A Corporate Counsel's Guide to the Basics and Trends in D&O Insurance

April 25, 2000

Today, more than ever, corporate management is under attack.  In the wake of the Enron debacle, corporate decisions are more carefully scrutinized, and the conduct of the company’s directors and officers are now constantly under the watchful eyes of investors, creditors, and government regulators.  This heightened scrutiny compels every corporate officer and counsel to better understand D&O insurance, the one product specifically aimed at protecting important assets of directors and officers.  Of course, with increasing litigation against directors, officers and their companies, a basic understanding of D&O issues is simply not enough.  One must also stay abreast of emerging issues under the D&O policy.

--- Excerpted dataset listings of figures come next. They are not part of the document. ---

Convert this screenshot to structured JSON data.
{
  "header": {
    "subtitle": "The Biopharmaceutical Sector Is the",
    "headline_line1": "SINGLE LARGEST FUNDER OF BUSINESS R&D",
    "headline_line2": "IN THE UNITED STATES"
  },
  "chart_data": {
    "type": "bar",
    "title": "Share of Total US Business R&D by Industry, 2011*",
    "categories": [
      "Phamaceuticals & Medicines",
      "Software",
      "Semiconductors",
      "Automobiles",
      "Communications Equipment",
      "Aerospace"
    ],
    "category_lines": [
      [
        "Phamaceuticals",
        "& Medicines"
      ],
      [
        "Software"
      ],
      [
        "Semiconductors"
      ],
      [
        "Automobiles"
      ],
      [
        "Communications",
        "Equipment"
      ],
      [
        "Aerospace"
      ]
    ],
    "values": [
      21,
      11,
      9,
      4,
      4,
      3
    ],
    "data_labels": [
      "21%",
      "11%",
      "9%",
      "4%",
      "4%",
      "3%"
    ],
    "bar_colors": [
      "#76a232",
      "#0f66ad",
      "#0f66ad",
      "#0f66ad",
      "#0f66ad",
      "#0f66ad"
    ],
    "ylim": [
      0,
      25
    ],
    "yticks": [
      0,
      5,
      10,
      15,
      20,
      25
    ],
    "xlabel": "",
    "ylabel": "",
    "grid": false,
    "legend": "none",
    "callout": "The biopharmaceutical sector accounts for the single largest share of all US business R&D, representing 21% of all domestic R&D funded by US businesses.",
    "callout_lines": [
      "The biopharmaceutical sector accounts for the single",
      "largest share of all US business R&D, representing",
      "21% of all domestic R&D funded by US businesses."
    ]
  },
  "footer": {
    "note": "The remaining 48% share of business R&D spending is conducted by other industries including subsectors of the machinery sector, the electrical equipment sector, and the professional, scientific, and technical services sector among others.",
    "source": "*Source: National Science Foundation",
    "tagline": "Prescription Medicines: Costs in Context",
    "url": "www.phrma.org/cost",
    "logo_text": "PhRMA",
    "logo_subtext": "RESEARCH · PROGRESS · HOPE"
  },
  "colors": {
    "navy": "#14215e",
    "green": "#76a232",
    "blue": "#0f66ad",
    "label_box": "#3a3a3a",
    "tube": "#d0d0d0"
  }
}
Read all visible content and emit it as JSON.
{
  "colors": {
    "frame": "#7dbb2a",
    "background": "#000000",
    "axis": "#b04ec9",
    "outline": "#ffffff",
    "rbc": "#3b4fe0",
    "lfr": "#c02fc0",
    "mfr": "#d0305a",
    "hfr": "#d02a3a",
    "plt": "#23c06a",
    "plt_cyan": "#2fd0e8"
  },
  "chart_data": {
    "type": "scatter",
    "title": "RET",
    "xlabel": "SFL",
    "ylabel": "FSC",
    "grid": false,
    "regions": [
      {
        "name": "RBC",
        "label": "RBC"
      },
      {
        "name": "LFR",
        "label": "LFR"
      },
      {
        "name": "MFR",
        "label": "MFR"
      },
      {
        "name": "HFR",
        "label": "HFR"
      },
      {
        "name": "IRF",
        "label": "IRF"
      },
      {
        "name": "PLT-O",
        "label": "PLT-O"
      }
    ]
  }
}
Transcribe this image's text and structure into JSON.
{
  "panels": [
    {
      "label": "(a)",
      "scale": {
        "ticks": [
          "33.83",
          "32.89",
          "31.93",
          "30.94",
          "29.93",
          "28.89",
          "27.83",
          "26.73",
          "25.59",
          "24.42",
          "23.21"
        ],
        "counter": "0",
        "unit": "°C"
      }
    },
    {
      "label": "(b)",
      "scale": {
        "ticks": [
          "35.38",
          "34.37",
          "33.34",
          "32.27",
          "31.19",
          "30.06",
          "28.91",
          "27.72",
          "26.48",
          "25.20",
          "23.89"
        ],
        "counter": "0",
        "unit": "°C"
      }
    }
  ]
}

One type of increasing litigation against directors and officers is securities litigation.  According to a recent study by the Stanford Law School Securities Class Action Clearinghouse, plaintiffs filed 327 federal securities class action lawsuits during 2001.  That figure is up 60% over the previous year.  Additionally, the size of settlements of securities litigation has also increased.  The same report found that following the Federal Private Securities Reform Act of 1995, securities litigation settlements averaged nearly $25 million, up from $8 million before the reform act.[1]

The purpose of this paper is not to provide an exhaustive or technical treatment of D&O insurance.  Instead, the objective here is twofold.  First, this paper will hopefully equip corporate counsel with a basic understanding of D&O insurance.  Second, it serves to introduce to corporate counsel some key emerging issues under the D&O policy.

[1]  The Stanford study is cited in Business Insurance, March 25, 2002.